World's Smallest Chameleon
The World's Smallest Chameleon, the Brookesia micra, is now also one of the world's smallest reptiles at only 3cm (29mm) long. The tiny creature is small enough to perch on top of a fingernail, and as long at the very tip of a matchstick. The chameleon was discovered on the island of Madagascar, German and American biologists announced on Feb. 16, 2012. The lizard, with a 16-millimetre body, measures 29 millimetres with its tail full extended. REUTERS

A research team from the San Diego State University has apparently discovered the world's smallest chameleon... a discovery that will almost certainly shed more light on this mysterious species. The mini-chameleon, which is only 3cm (29mm) long, is the smallest found so far!

The animal belongs to a species called Brookesia Micra and is active during the day. It was discovered some four weeks back, on a small islet off the coast of Madagascar. According to a report in the Mirror, this mini-creature is now believed to be one of the smallest reptiles in the world.

The research team's findings appeared in the Feb. 14 issue of PLoS ONE.

Incidentally, the smallest reptile in the world is the Jaragua Sphaero (the dwarf gecko), which measures an almost invisible 16mm!

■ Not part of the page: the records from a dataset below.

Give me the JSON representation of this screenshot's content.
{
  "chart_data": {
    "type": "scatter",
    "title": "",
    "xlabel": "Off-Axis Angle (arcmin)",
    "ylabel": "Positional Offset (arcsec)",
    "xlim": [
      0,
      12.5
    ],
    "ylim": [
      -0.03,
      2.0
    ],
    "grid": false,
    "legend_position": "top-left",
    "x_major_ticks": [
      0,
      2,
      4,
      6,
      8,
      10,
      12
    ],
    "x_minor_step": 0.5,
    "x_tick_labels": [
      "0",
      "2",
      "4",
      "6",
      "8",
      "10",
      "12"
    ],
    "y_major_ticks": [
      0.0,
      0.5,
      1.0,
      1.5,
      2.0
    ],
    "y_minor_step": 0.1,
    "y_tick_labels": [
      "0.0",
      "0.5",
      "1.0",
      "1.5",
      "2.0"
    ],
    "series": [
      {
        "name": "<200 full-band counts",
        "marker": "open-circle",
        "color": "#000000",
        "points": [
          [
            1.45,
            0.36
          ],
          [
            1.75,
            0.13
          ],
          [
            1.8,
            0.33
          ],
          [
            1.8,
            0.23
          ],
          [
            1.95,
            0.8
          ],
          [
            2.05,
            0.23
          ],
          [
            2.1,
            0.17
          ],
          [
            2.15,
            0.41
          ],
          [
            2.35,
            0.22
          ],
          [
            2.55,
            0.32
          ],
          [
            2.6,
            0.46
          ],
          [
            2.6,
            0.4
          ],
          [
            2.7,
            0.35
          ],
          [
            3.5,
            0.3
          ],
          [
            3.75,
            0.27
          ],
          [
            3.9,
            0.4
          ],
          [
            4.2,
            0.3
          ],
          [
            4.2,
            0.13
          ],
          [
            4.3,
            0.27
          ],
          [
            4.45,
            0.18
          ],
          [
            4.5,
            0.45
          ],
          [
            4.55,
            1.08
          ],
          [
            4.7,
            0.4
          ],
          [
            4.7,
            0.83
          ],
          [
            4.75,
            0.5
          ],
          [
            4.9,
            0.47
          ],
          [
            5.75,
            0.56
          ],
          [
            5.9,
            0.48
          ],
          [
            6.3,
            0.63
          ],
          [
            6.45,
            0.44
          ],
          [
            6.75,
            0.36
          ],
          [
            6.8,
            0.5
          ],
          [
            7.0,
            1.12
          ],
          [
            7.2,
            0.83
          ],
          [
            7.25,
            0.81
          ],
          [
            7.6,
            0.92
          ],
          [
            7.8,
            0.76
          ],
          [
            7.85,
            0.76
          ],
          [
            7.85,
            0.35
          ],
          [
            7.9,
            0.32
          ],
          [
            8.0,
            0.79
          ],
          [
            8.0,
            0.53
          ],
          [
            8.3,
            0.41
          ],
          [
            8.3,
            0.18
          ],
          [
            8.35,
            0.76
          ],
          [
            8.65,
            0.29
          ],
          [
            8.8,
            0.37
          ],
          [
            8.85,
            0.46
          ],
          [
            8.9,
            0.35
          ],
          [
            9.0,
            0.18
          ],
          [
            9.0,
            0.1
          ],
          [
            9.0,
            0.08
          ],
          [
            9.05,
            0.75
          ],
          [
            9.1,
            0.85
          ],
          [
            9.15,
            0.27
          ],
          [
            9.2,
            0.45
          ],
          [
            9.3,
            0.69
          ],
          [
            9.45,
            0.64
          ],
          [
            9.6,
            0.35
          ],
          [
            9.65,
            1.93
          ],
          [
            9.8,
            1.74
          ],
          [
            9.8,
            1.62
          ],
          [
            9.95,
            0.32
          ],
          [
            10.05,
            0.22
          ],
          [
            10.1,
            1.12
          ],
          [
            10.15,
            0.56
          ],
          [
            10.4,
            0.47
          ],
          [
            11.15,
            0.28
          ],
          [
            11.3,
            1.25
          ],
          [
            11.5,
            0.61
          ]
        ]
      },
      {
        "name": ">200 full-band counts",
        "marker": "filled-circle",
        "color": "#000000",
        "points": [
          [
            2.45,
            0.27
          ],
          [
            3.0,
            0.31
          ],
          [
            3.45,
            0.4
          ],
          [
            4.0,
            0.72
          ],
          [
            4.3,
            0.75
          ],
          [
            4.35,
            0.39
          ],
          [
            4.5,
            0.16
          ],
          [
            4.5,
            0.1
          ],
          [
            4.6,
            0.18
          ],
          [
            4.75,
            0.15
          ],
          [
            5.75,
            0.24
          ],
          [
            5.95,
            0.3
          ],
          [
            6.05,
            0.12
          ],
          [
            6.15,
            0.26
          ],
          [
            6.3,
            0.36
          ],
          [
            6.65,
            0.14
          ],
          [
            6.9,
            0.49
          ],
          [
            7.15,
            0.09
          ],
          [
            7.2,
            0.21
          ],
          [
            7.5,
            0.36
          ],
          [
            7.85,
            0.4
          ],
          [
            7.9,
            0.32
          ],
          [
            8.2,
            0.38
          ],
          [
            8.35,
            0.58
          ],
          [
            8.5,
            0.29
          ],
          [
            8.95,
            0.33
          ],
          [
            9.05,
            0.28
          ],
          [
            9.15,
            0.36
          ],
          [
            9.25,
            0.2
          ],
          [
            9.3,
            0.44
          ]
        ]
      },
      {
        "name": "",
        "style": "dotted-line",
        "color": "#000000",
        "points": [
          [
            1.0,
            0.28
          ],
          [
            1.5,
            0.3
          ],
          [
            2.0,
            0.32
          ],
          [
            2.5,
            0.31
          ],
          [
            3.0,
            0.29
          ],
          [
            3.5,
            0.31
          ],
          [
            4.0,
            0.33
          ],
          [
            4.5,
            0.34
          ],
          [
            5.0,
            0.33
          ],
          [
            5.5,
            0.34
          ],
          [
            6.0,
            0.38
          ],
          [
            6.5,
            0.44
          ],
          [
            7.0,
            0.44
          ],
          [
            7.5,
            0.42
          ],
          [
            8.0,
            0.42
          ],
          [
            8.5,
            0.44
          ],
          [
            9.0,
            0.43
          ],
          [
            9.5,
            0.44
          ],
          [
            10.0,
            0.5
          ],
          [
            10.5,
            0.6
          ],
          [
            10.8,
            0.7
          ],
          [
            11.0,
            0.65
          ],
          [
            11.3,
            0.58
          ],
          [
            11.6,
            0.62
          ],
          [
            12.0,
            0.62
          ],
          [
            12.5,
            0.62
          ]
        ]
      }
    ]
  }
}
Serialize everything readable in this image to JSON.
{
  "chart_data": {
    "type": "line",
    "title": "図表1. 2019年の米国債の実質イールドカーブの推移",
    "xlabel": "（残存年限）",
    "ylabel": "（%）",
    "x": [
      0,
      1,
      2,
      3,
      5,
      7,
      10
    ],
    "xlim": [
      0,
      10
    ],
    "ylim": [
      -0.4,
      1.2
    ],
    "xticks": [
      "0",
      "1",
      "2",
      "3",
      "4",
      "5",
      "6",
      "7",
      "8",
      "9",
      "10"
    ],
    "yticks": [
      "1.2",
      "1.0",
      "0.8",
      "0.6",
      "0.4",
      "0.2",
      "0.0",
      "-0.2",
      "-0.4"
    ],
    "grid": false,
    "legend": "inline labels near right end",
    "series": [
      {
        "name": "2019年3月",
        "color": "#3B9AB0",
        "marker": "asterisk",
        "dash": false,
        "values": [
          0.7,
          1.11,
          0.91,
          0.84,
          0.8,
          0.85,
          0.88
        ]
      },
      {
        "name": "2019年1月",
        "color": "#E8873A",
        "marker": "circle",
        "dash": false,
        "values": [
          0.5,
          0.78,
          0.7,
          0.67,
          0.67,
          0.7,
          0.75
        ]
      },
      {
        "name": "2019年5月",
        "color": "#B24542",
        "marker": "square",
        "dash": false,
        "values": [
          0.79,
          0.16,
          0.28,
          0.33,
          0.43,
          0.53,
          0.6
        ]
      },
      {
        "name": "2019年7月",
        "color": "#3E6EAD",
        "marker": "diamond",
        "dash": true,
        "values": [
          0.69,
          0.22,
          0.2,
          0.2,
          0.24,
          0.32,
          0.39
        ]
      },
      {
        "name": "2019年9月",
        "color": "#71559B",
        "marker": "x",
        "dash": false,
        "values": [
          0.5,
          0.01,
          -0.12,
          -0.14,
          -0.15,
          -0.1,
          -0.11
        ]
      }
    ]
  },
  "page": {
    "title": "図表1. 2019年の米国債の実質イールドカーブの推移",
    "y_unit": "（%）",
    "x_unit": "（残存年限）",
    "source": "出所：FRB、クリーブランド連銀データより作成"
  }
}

The researchers, predictably, had to put in a lot of effort to find the lizards. Fortunately, the fact that they become almost comatose during the night made it easier. Otherwise the prospect of having to hunt around for an animal your little toe could crush is just too painful to contemplate.

"They are sleeping and you can just pick them up. It's like picking a strawberry, so it's easy. They do not move at all at night," Frank Glaw, the team's lead researcher, was quoted as saying in a Yahoo news report.

"Their size suggests that chameleons might have evolved in Madagascar from small and inconspicuous ancestors, quite unlike the larger and more colourful chameleons most familiar to us today," Ted Townsend, who carried out genetic testing on the new species, was quoted as saying by the Daily Mail.

Tragically however, the researches confirmed that the Brookesia species (there were a total of four such miniature chameleons discovered) tend to live within a highly restricted range.

In fact, approxiamtely half the members of this genus are found only in a single location. The B.micra, worse still, lives only on a small island called Nosy Hara. The scientists explained that such scenarios were common in island population. This is known as "island dwarfism" and usually occurs due to limited resources and the pressure to reproduce faster. Finally, the researchers also added that all four species discovered were highly susceptible to habitat destruction.